Adjust the distributed section in the YAML config to change between DDP, FSDP2, etc.

The TrainFinetuneRecipeForNextTokenPrediction class handles:

  • Distributed (FSDP2 / TP / CP) wrapping if requested in the YAML.

  • Gradient accumulation, LR scheduling, checkpointing, optional W&B logging.

  • Validation loops if you supply validation_dataset.

Checkpoints are written under checkpoints/ by default as safetensors or torch_save (YAML-configurable).


5. Monitoring and evaluation#

  • Throughput and loss statistics print every optimization step.

  • Enable wandb in the YAML for dashboards (wandb.project, wandb.entity, etc.).

  • Periodic checkpoints can be loaded via TrainFinetuneRecipeForNextTokenPrediction.load_checkpoint().

Example W&B configuration:

wandb:
  project: "nanogpt-pretraining"
  entity: "your-wandb-entity"
  name: "nanogpt-500M-tokens"

6. Further work#

  1. Scaling up - swap the GPT-2 config for LlamaForCausalLM, Qwen2, or any HF-compatible causal model; increase n_layer, n_embd, etc.
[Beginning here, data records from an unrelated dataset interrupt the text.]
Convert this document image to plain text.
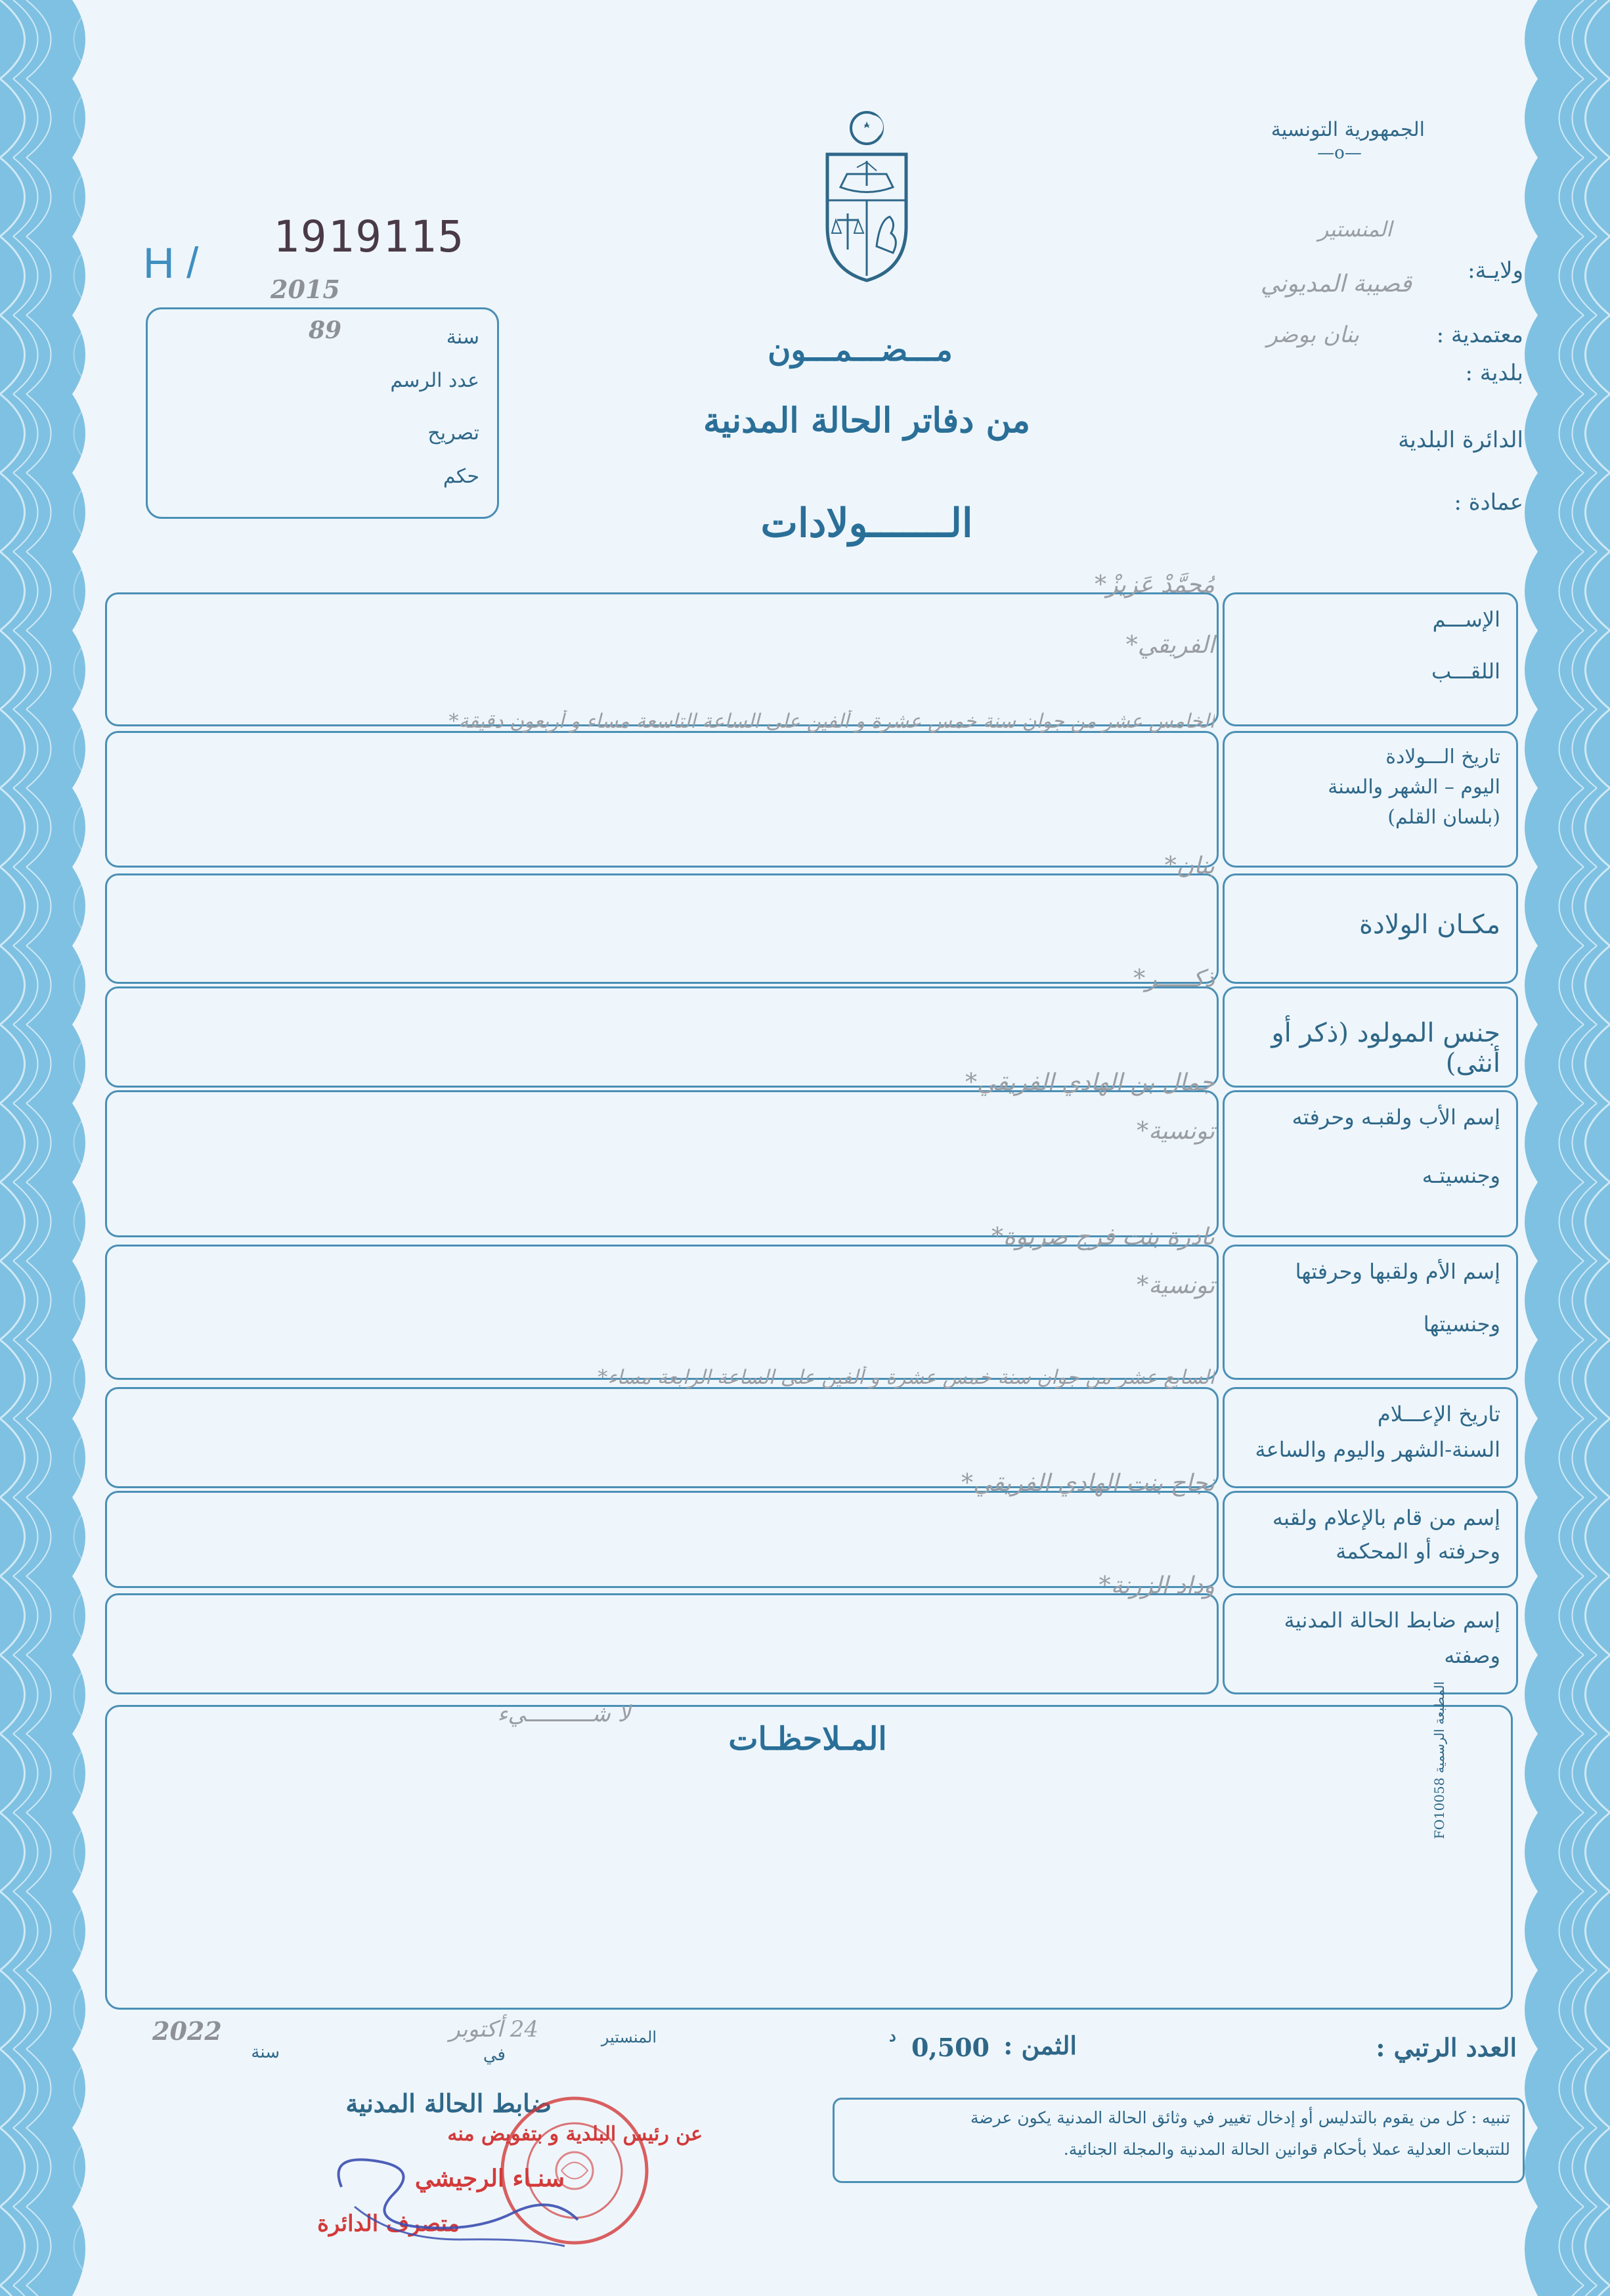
الجمهورية التونسية
—o—
المنستير
ولايـة:
قصيبة المديوني
معتمدية :
بنان بوضر
بلدية :
الدائرة البلدية
عمادة :
H /
1919115
2015
89	سنة
عدد الرسم
تصريح
حكم
مـــضـــمـــون
من دفاتر الحالة المدنية
الـــــــولادات
الإســـم
اللقـــب
مُحمَّدْ عَزِيزْ*
الفريقي*
تاريخ الـــولادة
اليوم – الشهر والسنة
(بلسان القلم)
الخامس عشر من جوان سنة خمس عشرة و ألفين على الساعة التاسعة مساء و أربعون دقيقة*
مكـان الولادة
بنان*
جنس المولود (ذكر أو أنثى)
ذكـــــر*
إسم الأب ولقبـه وحرفته
وجنسيتـه
جمال بن الهادي الفريقي*
تونسية*
إسم الأم ولقبها وحرفتها
وجنسيتها
نادرة بنت فرج صربوة*
تونسية*
تاريخ الإعـــلام
السنة-الشهر واليوم والساعة
السابع عشر من جوان سنة خمس عشرة و ألفين على الساعة الرابعة مساء*
إسم من قام بالإعلام ولقبه
وحرفته أو المحكمة
نجاح بنت الهادي الفريقي*
إسم ضابط الحالة المدنية
وصفته
وداد الزرنة*
المـلاحظـات
لا شــــــــــيء
المطبعة الرسمية FO10058
العدد الرتبي :
الثمن :
0,500
د
المنستير
في
24 أكتوبر
سنة
2022
ضابط الحالة المدنية
عن رئيس البلدية و بتفويض منه
سنـاء الرجيشي
متصرف الدائرة
تنبيه : كل من يقوم بالتدليس أو إدخال تغيير في وثائق الحالة المدنية يكون عرضة
للتتبعات العدلية عملا بأحكام قوانين الحالة المدنية والمجلة الجنائية.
  2. Mixed precision - FSDP2 + bfloat16 (dtype: bfloat16 in distributed config) for memory savings.

  3. Sequence packing - set packed_sequence.packed_sequence_size > 0 to pack variable-length contexts and boost utilization.

  4. Custom datasets - implement your own IterableDataset or convert existing corpora to the .bin format using tools/nanogpt_data_processor.py as a template.

  5. BOS alignment - set align_to_bos: true in the dataset config to ensure sequences start with BOS tokens (requires bos_token parameter).